What is the Relationship Between Oral and Overall Health?

The Relationship Between oral and overall health

Did you know that caring for your oral health does more than just protect you against tooth decay and gum disease? In fact, maintaining your oral health can reduce your risk of developing a number of medical conditions such as pneumonia, heart attack, stroke, and more. This is because your oral health directly affects your overall health and vice versa. Therefore, it is important that you maintain your oral health in order to maintain your overall health. 

What Happens in the Mouth

microscopic view of the bacteria that cause tooth decay

To understand the relationship between your oral and overall health, we must first take a look at what goes on in your mouth. At a microscopic level, your mouth contains thousands of natural bacteria that protect your mouth from germs that enter the mouth. While these bacteria can be beneficial in limited quantities, excess bacteria is detrimental to your oral health. In fact, excess bacteria in the mouth are the key causes of both tooth decay and gum disease. 

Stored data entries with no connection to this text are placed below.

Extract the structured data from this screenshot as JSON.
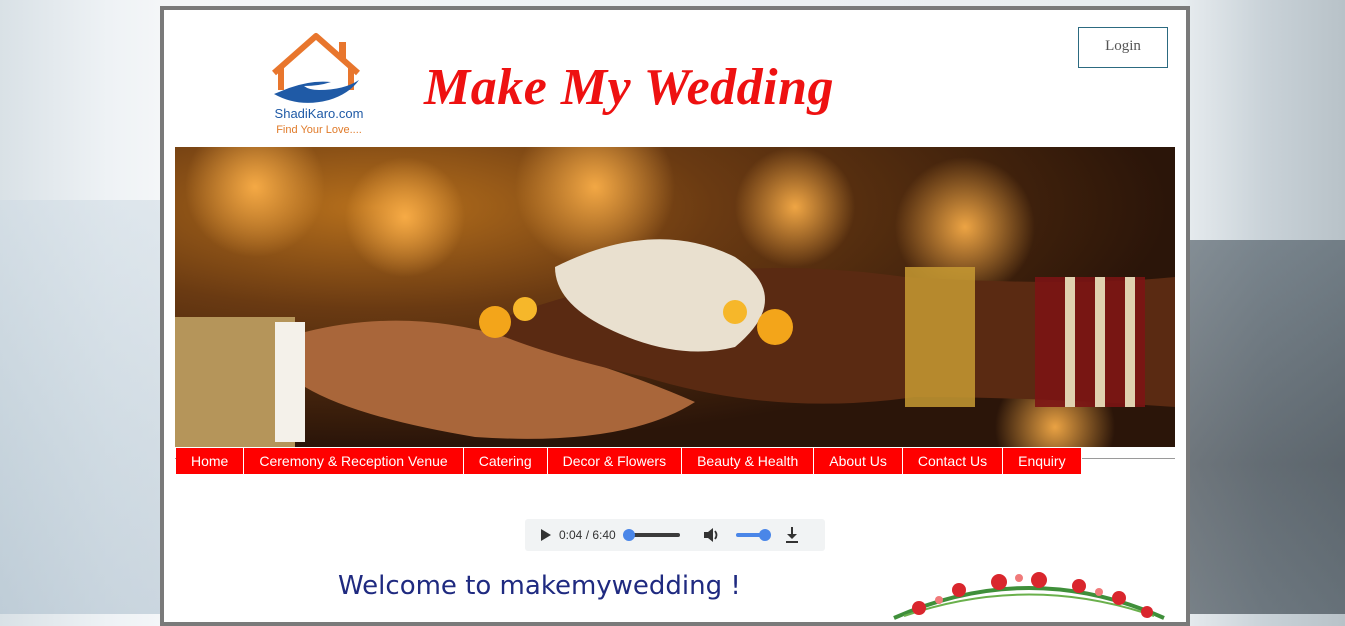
{
  "header": {
    "logo_name": "ShadiKaro.com",
    "logo_tagline": "Find Your Love....",
    "site_title": "Make My Wedding",
    "login_label": "Login"
  },
  "nav": {
    "items": [
      {
        "label": "Home"
      },
      {
        "label": "Ceremony & Reception Venue"
      },
      {
        "label": "Catering"
      },
      {
        "label": "Decor & Flowers"
      },
      {
        "label": "Beauty & Health"
      },
      {
        "label": "About Us"
      },
      {
        "label": "Contact Us"
      },
      {
        "label": "Enquiry"
      }
    ],
    "accent_color": "#ff0000"
  },
  "audio": {
    "current_time": "0:04",
    "separator": " / ",
    "duration": "6:40",
    "play_icon": "play-icon",
    "volume_icon": "volume-icon",
    "download_icon": "download-icon"
  },
  "main": {
    "welcome_text": "Welcome to makemywedding !"
  },
  "colors": {
    "title_red": "#ee1111",
    "welcome_blue": "#1f2a80",
    "logo_orange": "#e8762d",
    "logo_blue": "#1f5aa6"
  }
}
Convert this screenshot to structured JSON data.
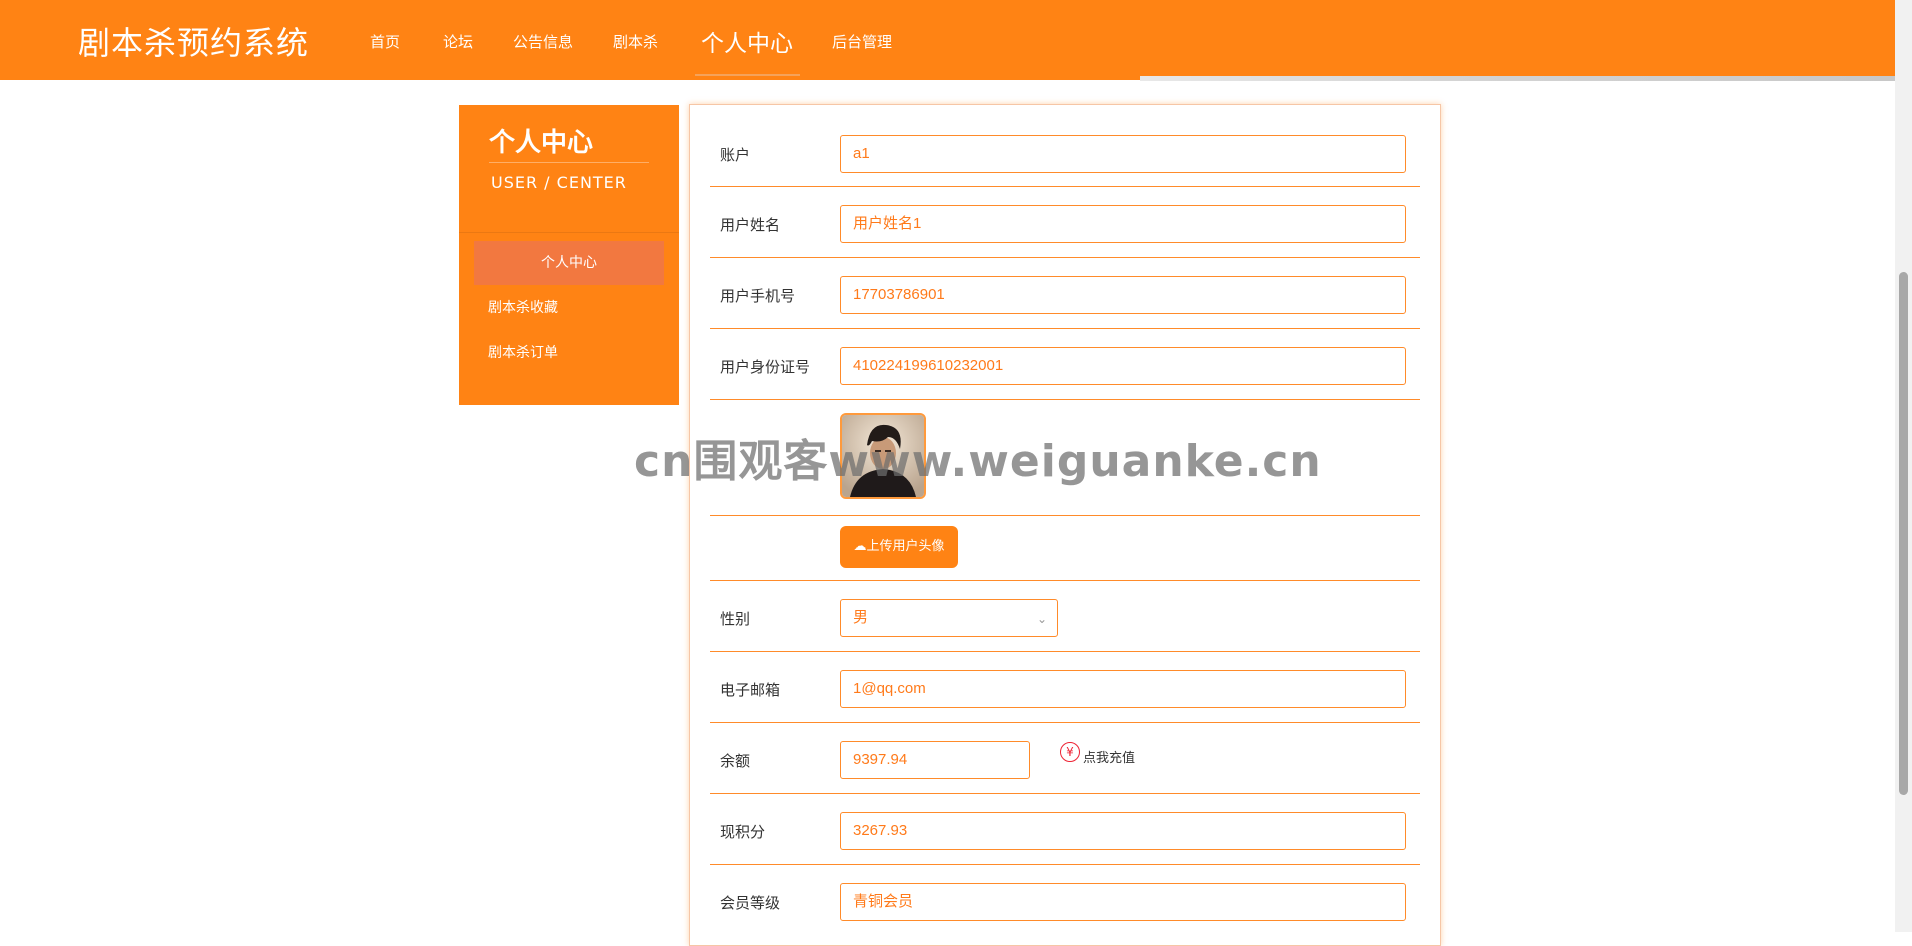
{
  "header": {
    "brand": "剧本杀预约系统",
    "nav": [
      {
        "label": "首页"
      },
      {
        "label": "论坛"
      },
      {
        "label": "公告信息"
      },
      {
        "label": "剧本杀"
      },
      {
        "label": "个人中心",
        "active": true
      },
      {
        "label": "后台管理"
      }
    ]
  },
  "sidebar": {
    "title": "个人中心",
    "subtitle": "USER / CENTER",
    "items": [
      {
        "label": "个人中心",
        "active": true
      },
      {
        "label": "剧本杀收藏"
      },
      {
        "label": "剧本杀订单"
      }
    ]
  },
  "form": {
    "account": {
      "label": "账户",
      "value": "a1"
    },
    "name": {
      "label": "用户姓名",
      "value": "用户姓名1"
    },
    "phone": {
      "label": "用户手机号",
      "value": "17703786901"
    },
    "idcard": {
      "label": "用户身份证号",
      "value": "410224199610232001"
    },
    "upload_label": "上传用户头像",
    "gender": {
      "label": "性别",
      "value": "男"
    },
    "email": {
      "label": "电子邮箱",
      "value": "1@qq.com"
    },
    "balance": {
      "label": "余额",
      "value": "9397.94",
      "recharge": "点我充值"
    },
    "points": {
      "label": "现积分",
      "value": "3267.93"
    },
    "level": {
      "label": "会员等级",
      "value": "青铜会员"
    }
  },
  "watermark": "cn围观客www.weiguanke.cn",
  "colors": {
    "primary": "#ff8314",
    "sidebar_active": "#f27840"
  }
}
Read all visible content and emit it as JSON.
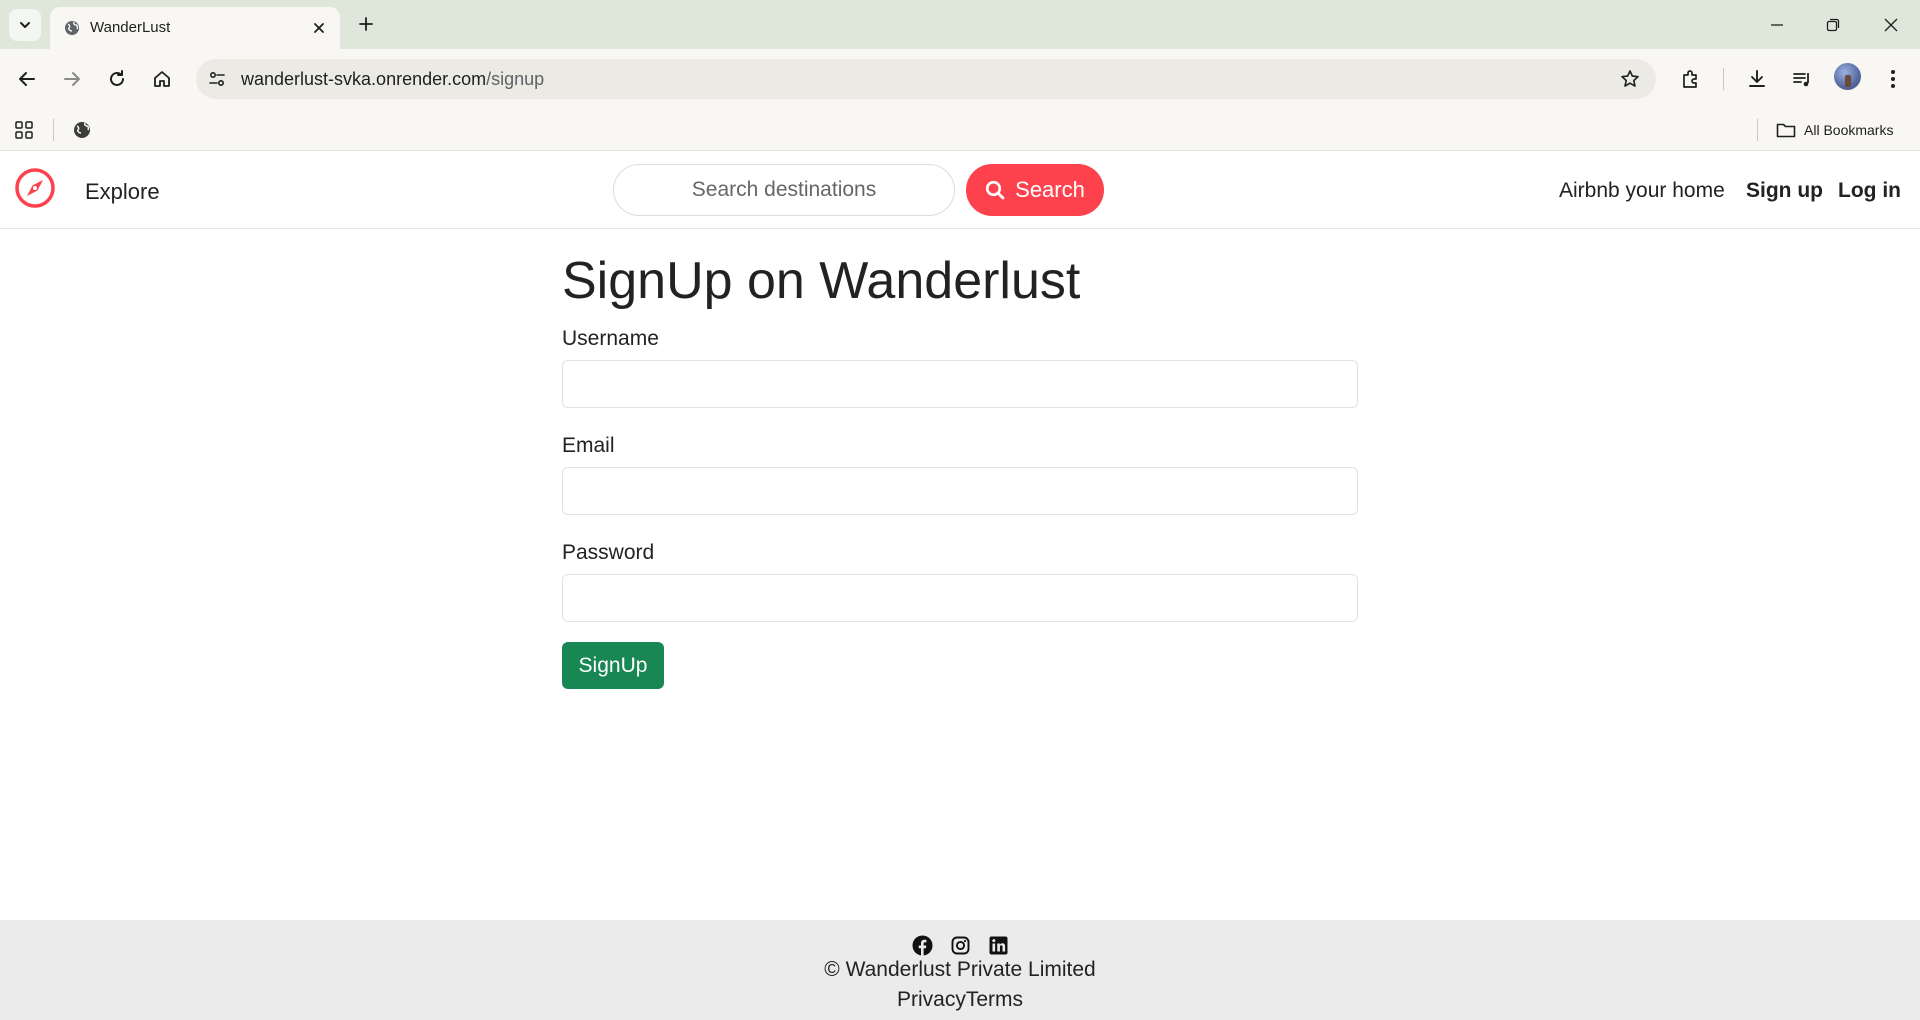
{
  "browser": {
    "tab_title": "WanderLust",
    "url_host": "wanderlust-svka.onrender.com",
    "url_path": "/signup",
    "bookmarks_label": "All Bookmarks"
  },
  "navbar": {
    "explore_label": "Explore",
    "search_placeholder": "Search destinations",
    "search_button_label": "Search",
    "host_link": "Airbnb your home",
    "signup_link": "Sign up",
    "login_link": "Log in"
  },
  "form": {
    "title": "SignUp on Wanderlust",
    "username_label": "Username",
    "username_value": "",
    "email_label": "Email",
    "email_value": "",
    "password_label": "Password",
    "password_value": "",
    "submit_label": "SignUp"
  },
  "footer": {
    "copyright": "© Wanderlust Private Limited",
    "privacy_link": "Privacy",
    "terms_link": "Terms",
    "social_icons": [
      "facebook-icon",
      "instagram-icon",
      "linkedin-icon"
    ]
  },
  "colors": {
    "brand": "#fe424d",
    "submit": "#198754",
    "footer_bg": "#ebebeb"
  }
}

This is because bacteria produce an acidic waste product that can erode your tooth enamel over time, which leads to the formation of dental cavities. Additionally, bacteria tend to accumulate along the gum line, which causes the gums to become inflamed and leads to gum disease. Since bacteria resides in dental plaque, it is important to regularly brush and floss to remove plaque and bacteria from the surface of your teeth and along the gum line. Conversely, poor oral hygiene leads to the accumulation of excess plaque, which eventually hardens into tartar. 

How it Affects the Body

Most people know that poor oral hygiene can lead to tooth decay and gum disease, but how does this affect the rest of your body? For starters, your mouth is like any other part of your body, meaning that it will become weaker and less likely to fight disease over time. This ultimately means that the bacteria associated with causing tooth decay and gum disease may no longer be contained solely in the mouth. Instead, they can enter the bloodstream and travel to other areas of the body. 

While bacteria from the mouth does not normally enter the bloodstream, this can happen when there are extremely large amounts of bacteria in the mouth that overrides the body’s natural defense system. Unfortunately, once these bacteria have entered the bloodstream, they can cause more than simply tooth decay and gum disease. In fact, depending on the location where the bacteria travels, it can cause the following: 

tooth in the shape of an anatomical heart
  • Heart attack (The University of North Carolina School of Dentistry found that out of 1,000 participants, individuals with gum disease were twice as likely to die from a heart attack) 
  • Endocarditis
  • Stroke (The University of North Carolina School of Dentistry found that out of 1,000 participants, individuals with gum disease were three times as likely to die from a stroke)
  • Pneumonia
  • Respiratory problems
  • Clogged arteries
  • Premature birth 
  • Low birth weight
  • Preeclampsia 
  • Diabetes 

Staying Healthy

As you can see, there is a clear relationship between your oral and overall health. Maintaining your oral health will not only decrease your risk of developing tooth decay and gum disease, but it will also decrease your risk of developing various other medical conditions that occur as secondary complications. The best way to maintain your oral health is by practicing daily dental hygiene. This should include brushing your teeth twice a day for two minutes with fluoridated toothpaste and flossing daily. Additionally, it is important to schedule regular dental exams and cleanings every six months. This allows your dentist to remove excess plaque and assess your oral health for possible complications.